Hugh Jackman and Ryan Reynolds attend the premiere of "Deadpool and Wolverine" in New York City, New York, US, July 22, 2024. (Reuters)
Hugh Jackman and Ryan Reynolds attend the premiere of "Deadpool and Wolverine" in New York City, New York, US, July 22, 2024. (Reuters)

After 10 days in theaters, “Deadpool & Wolverine” is already the highest-grossing R-rated movie ever, not accounting for inflation.

In its second weekend, the Marvel Studios blockbuster starring Ryan Reynolds and Hugh Jackman continued to steamroll through movie theaters, collecting $97 million according to studio estimates Sunday. That raised its two-week total to $395.6 million, pushing it past the long-reigning top R-rated feature, “The Passion of the Christ,” which held that mark for 20 years with $370 million domestic.

Worldwide, the Shawn Levy-directed “Deadpool & Wolverine" has quickly amassed $824.1 million in ticket sales, a total that already surpasses the global hauls of the first two “Deadpool” films. The 2016 original grossed $782.6 million worldwide; the 2018 sequel collected $734.5 million.

The weekend’s primary challengers both struggled.

M. Night Shyamalan’s latest thriller, “Trap,” managed a modest opening of $15.6 million at 3,181 theaters for Warner Bros. The film, starring Josh Hartnett as a serial killer hunted by police at a pop concert, didn’t screen for critics before opening day and scored lower in reviews (48% fresh on Rotten Tomatoes) than Shyamalan’s films typically do. Audiences gave it a C+ CinemaScore.

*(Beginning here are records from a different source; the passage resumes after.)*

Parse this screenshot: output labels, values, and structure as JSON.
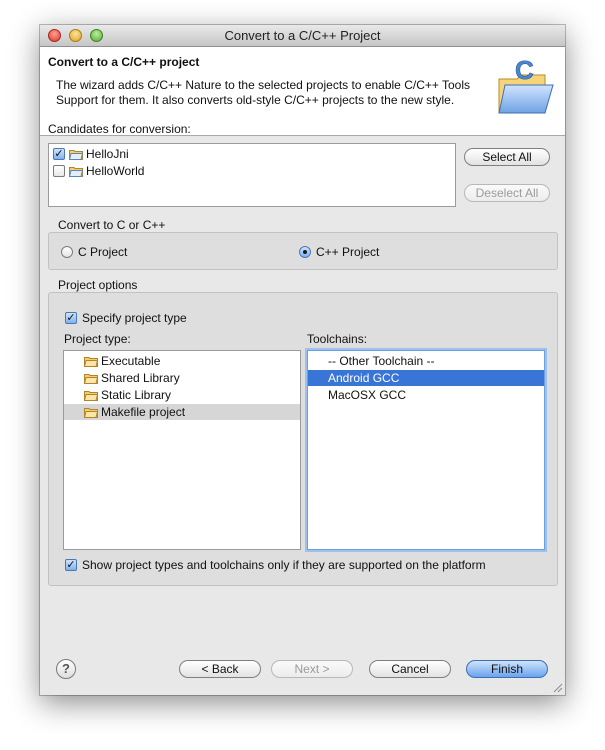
{
  "window": {
    "title": "Convert to a C/C++ Project"
  },
  "banner": {
    "title": "Convert to a C/C++ project",
    "description": "The wizard adds C/C++ Nature to the selected projects to enable C/C++ Tools Support for them. It also converts old-style C/C++ projects to the new style."
  },
  "candidates": {
    "label": "Candidates for conversion:",
    "items": [
      {
        "label": "HelloJni",
        "checked": true
      },
      {
        "label": "HelloWorld",
        "checked": false
      }
    ],
    "select_all": "Select All",
    "deselect_all": "Deselect All"
  },
  "convert": {
    "label": "Convert to C or C++",
    "c_project": "C Project",
    "cpp_project": "C++ Project",
    "selected": "cpp"
  },
  "options": {
    "label": "Project options",
    "specify_type": "Specify project type",
    "project_type_label": "Project type:",
    "project_types": [
      "Executable",
      "Shared Library",
      "Static Library",
      "Makefile project"
    ],
    "selected_project_type": "Makefile project",
    "toolchains_label": "Toolchains:",
    "toolchains": [
      "-- Other Toolchain --",
      "Android GCC",
      "MacOSX GCC"
    ],
    "selected_toolchain": "Android GCC",
    "show_supported": "Show project types and toolchains only if they are supported on the platform"
  },
  "footer": {
    "help_symbol": "?",
    "back": "< Back",
    "next": "Next >",
    "cancel": "Cancel",
    "finish": "Finish"
  },
  "colors": {
    "selection": "#3875d7",
    "default_button": "#6aa3ee"
  }
}
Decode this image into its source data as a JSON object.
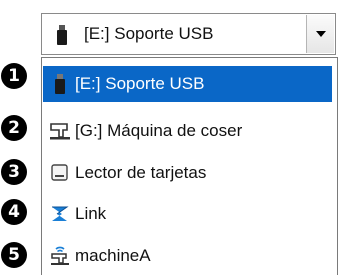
{
  "combo": {
    "selected_label": "[E:] Soporte USB",
    "icon": "usb-drive-icon"
  },
  "items": [
    {
      "number": "1",
      "label": "[E:] Soporte USB",
      "icon": "usb-drive-icon",
      "selected": true
    },
    {
      "number": "2",
      "label": "[G:] Máquina de coser",
      "icon": "sewing-machine-drive-icon",
      "selected": false
    },
    {
      "number": "3",
      "label": "Lector de tarjetas",
      "icon": "card-reader-icon",
      "selected": false
    },
    {
      "number": "4",
      "label": "Link",
      "icon": "link-icon",
      "selected": false
    },
    {
      "number": "5",
      "label": "machineA",
      "icon": "network-machine-icon",
      "selected": false
    }
  ],
  "colors": {
    "selection": "#0a67c7",
    "link_icon": "#1a7fd6"
  }
}
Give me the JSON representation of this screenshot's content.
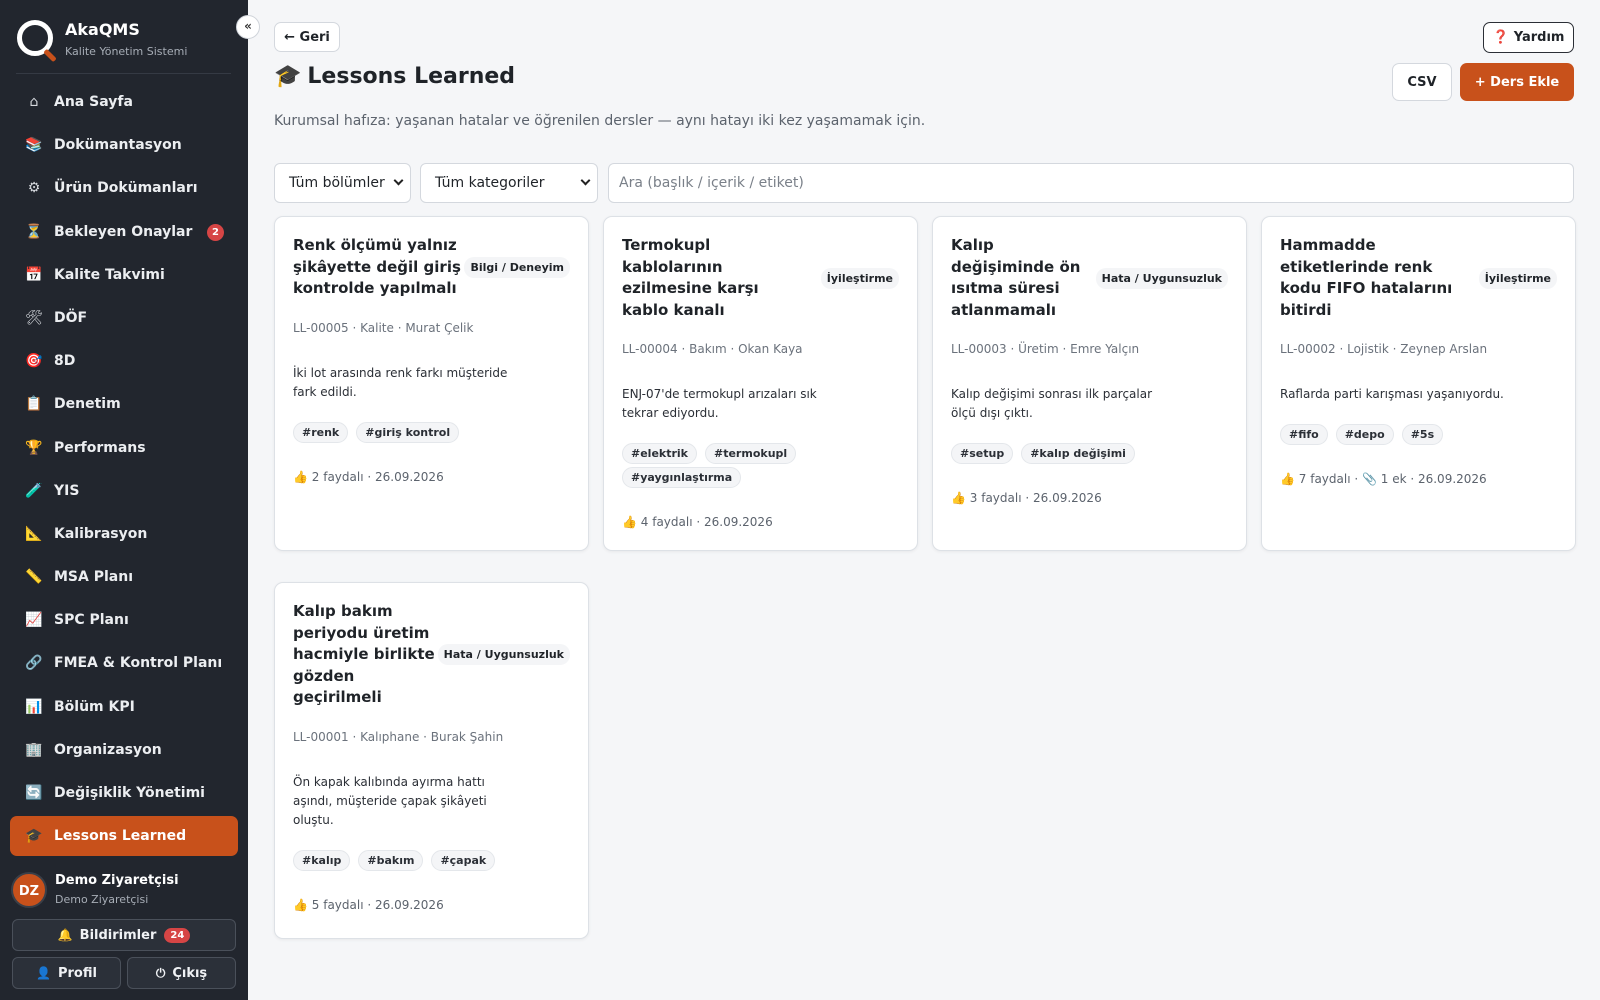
{
  "app": {
    "name": "AkaQMS",
    "subtitle": "Kalite Yönetim Sistemi",
    "collapse_label": "«"
  },
  "sidebar": {
    "items": [
      {
        "icon": "⌂",
        "icon_name": "home-icon",
        "label": "Ana Sayfa"
      },
      {
        "icon": "📚",
        "icon_name": "books-icon",
        "label": "Dokümantasyon"
      },
      {
        "icon": "⚙",
        "icon_name": "gear-icon",
        "label": "Ürün Dokümanları"
      },
      {
        "icon": "⏳",
        "icon_name": "hourglass-icon",
        "label": "Bekleyen Onaylar",
        "badge": "2"
      },
      {
        "icon": "📅",
        "icon_name": "calendar-icon",
        "label": "Kalite Takvimi"
      },
      {
        "icon": "🛠",
        "icon_name": "tools-icon",
        "label": "DÖF"
      },
      {
        "icon": "🎯",
        "icon_name": "target-icon",
        "label": "8D"
      },
      {
        "icon": "📋",
        "icon_name": "clipboard-icon",
        "label": "Denetim"
      },
      {
        "icon": "🏆",
        "icon_name": "trophy-icon",
        "label": "Performans"
      },
      {
        "icon": "🧪",
        "icon_name": "test-tube-icon",
        "label": "YIS"
      },
      {
        "icon": "📐",
        "icon_name": "triangle-ruler-icon",
        "label": "Kalibrasyon"
      },
      {
        "icon": "📏",
        "icon_name": "ruler-icon",
        "label": "MSA Planı"
      },
      {
        "icon": "📈",
        "icon_name": "chart-icon",
        "label": "SPC Planı"
      },
      {
        "icon": "🔗",
        "icon_name": "link-icon",
        "label": "FMEA & Kontrol Planı"
      },
      {
        "icon": "📊",
        "icon_name": "bar-chart-icon",
        "label": "Bölüm KPI"
      },
      {
        "icon": "🏢",
        "icon_name": "building-icon",
        "label": "Organizasyon"
      },
      {
        "icon": "🔄",
        "icon_name": "cycle-icon",
        "label": "Değişiklik Yönetimi"
      },
      {
        "icon": "🎓",
        "icon_name": "graduation-cap-icon",
        "label": "Lessons Learned",
        "active": true
      }
    ]
  },
  "user": {
    "initials": "DZ",
    "name": "Demo Ziyaretçisi",
    "role": "Demo Ziyaretçisi"
  },
  "footer_buttons": {
    "notifications_label": "Bildirimler",
    "notifications_count": "24",
    "profile_label": "Profil",
    "logout_label": "Çıkış"
  },
  "header": {
    "back_label": "← Geri",
    "help_label": "Yardım",
    "title": "Lessons Learned",
    "csv_label": "CSV",
    "add_label": "+ Ders Ekle",
    "subtitle": "Kurumsal hafıza: yaşanan hatalar ve öğrenilen dersler — aynı hatayı iki kez yaşamamak için."
  },
  "filters": {
    "department": "Tüm bölümler",
    "category": "Tüm kategoriler",
    "search_placeholder": "Ara (başlık / içerik / etiket)"
  },
  "lessons": [
    {
      "title": "Renk ölçümü yalnız şikâyette değil giriş kontrolde yapılmalı",
      "category": "Bilgi / Deneyim",
      "meta": "LL-00005 · Kalite · Murat Çelik",
      "description": "İki lot arasında renk farkı müşteride fark edildi.",
      "tags": [
        "#renk",
        "#giriş kontrol"
      ],
      "footer": "2 faydalı · 26.09.2026"
    },
    {
      "title": "Termokupl kablolarının ezilmesine karşı kablo kanalı",
      "category": "İyileştirme",
      "meta": "LL-00004 · Bakım · Okan Kaya",
      "description": "ENJ-07'de termokupl arızaları sık tekrar ediyordu.",
      "tags": [
        "#elektrik",
        "#termokupl",
        "#yaygınlaştırma"
      ],
      "footer": "4 faydalı · 26.09.2026"
    },
    {
      "title": "Kalıp değişiminde ön ısıtma süresi atlanmamalı",
      "category": "Hata / Uygunsuzluk",
      "meta": "LL-00003 · Üretim · Emre Yalçın",
      "description": "Kalıp değişimi sonrası ilk parçalar ölçü dışı çıktı.",
      "tags": [
        "#setup",
        "#kalıp değişimi"
      ],
      "footer": "3 faydalı · 26.09.2026"
    },
    {
      "title": "Hammadde etiketlerinde renk kodu FIFO hatalarını bitirdi",
      "category": "İyileştirme",
      "meta": "LL-00002 · Lojistik · Zeynep Arslan",
      "description": "Raflarda parti karışması yaşanıyordu.",
      "tags": [
        "#fifo",
        "#depo",
        "#5s"
      ],
      "footer": "7 faydalı · 📎 1 ek · 26.09.2026"
    },
    {
      "title": "Kalıp bakım periyodu üretim hacmiyle birlikte gözden geçirilmeli",
      "category": "Hata / Uygunsuzluk",
      "meta": "LL-00001 · Kalıphane · Burak Şahin",
      "description": "Ön kapak kalıbında ayırma hattı aşındı, müşteride çapak şikâyeti oluştu.",
      "tags": [
        "#kalıp",
        "#bakım",
        "#çapak"
      ],
      "footer": "5 faydalı · 26.09.2026"
    }
  ]
}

With a budget of about $35 million, “Trap” didn’t need a huge opening, but may struggle to break even.

“This is a soft opening for an M. Night Shyamalan suspense crime thriller,” wrote David A. Gross, a film consultant who publishes a newsletter for Franchise Entertainment. “The writer/director’s movies out-earn other original thrillers by a wide margin, and that’s true here, but this start is not on the level of recent Shyamalan films.”

The live-action “Harold and the Purple Crayon,” adapted from the classic kids book, also didn’t make much of a mark in theaters. The Sony Pictures release debuted with $6 million. It, too, got dinged by critics (28% fresh on Rotten Tomatoes), though audiences (an A- CinemaScore) liked it more.